In one of my web development projects, it became important to keep the staging web server in sync with the latest code that myself and several other developers were working on. There are a number of ways to mirror files and directories across machines, rsync being one of the most widely known. However, in addition to simply mirroring the files across the two servers, we also needed a way to kick off the mirroring process that cleanly integrated with our development workflow. Subversion’s post-commit hook allowed us to do just that.

Still, however, the problem was not exactly straightforward. We needed to execute a svn update command on a server other than the server on which the Subversion repository was being hosted. Shell scripts are the obvious choice for command-line automation in UNIX, but they don’t deal with interactive commands very well. So instead of writing a shell script, I wrote an expect script.
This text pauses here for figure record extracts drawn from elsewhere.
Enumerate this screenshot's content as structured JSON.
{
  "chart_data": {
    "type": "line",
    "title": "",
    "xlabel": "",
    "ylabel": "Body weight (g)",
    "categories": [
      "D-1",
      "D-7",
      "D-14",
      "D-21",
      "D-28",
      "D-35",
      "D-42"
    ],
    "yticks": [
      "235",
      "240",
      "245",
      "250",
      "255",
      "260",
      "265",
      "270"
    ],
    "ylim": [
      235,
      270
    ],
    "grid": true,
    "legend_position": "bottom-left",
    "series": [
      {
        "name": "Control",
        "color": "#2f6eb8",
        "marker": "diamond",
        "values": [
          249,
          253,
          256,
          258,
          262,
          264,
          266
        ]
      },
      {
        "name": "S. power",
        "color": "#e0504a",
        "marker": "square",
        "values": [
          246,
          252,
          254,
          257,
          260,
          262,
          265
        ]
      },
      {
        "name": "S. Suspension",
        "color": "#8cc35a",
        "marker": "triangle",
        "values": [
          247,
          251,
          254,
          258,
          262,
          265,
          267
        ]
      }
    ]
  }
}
This expect script is really basic. There’s a better one in a future post on this topic.

#!/usr/bin/expect -f

#
# This expect post-commit hook connects to staging-webserver
# and updates the working copy hosted there to the latest checked-in code.
# This means that whenever code is committed to the repository, the web site hosted
# will always be running the latest version of the code.
#
# AUTHOR: Meitar Moscovitz
#

# POST-COMMIT HOOK
#
# [...]
#

set REPOS [lindex $argv 0]
set REV [lindex $argv 1]
set HOST staging-webserver
# Use update-user to log in to staging-webserver
# to update the working copy, but this can probably be improved so as not
# to expose this user's password.
set USER update-user
set PASS update-user's-password

spawn /usr/bin/ssh $USER@$HOST svn update /path/to/web/site/directory
expect "continue connecting (yes/no)? "
send "yes\r"
expect "password: "
send "$PASS\r"
expect eof

There’s one really tricky bit to this script, which is the understanding that when Subversion runs the post-commit hook, no environment information is passed to this script. As a result, there is no home directory or path information set for this executable. This is why everything is defined using absolute paths. Also, because there is no home directory for update-user, the expect script will always be prompted by SSH to re-verify the server’s identity. So rather than just expecting “password: “, we always expect “continue connecting (yes/no)? ” and say yes, and then send our password.

Note, of course, that update-user should be a user with limited access to the system, yet enough so that he may update the working copy on the web server. I’m sure there is probably a more secure way of doing this as well, so any sort of feedback on securing this or scaling it would be welcome.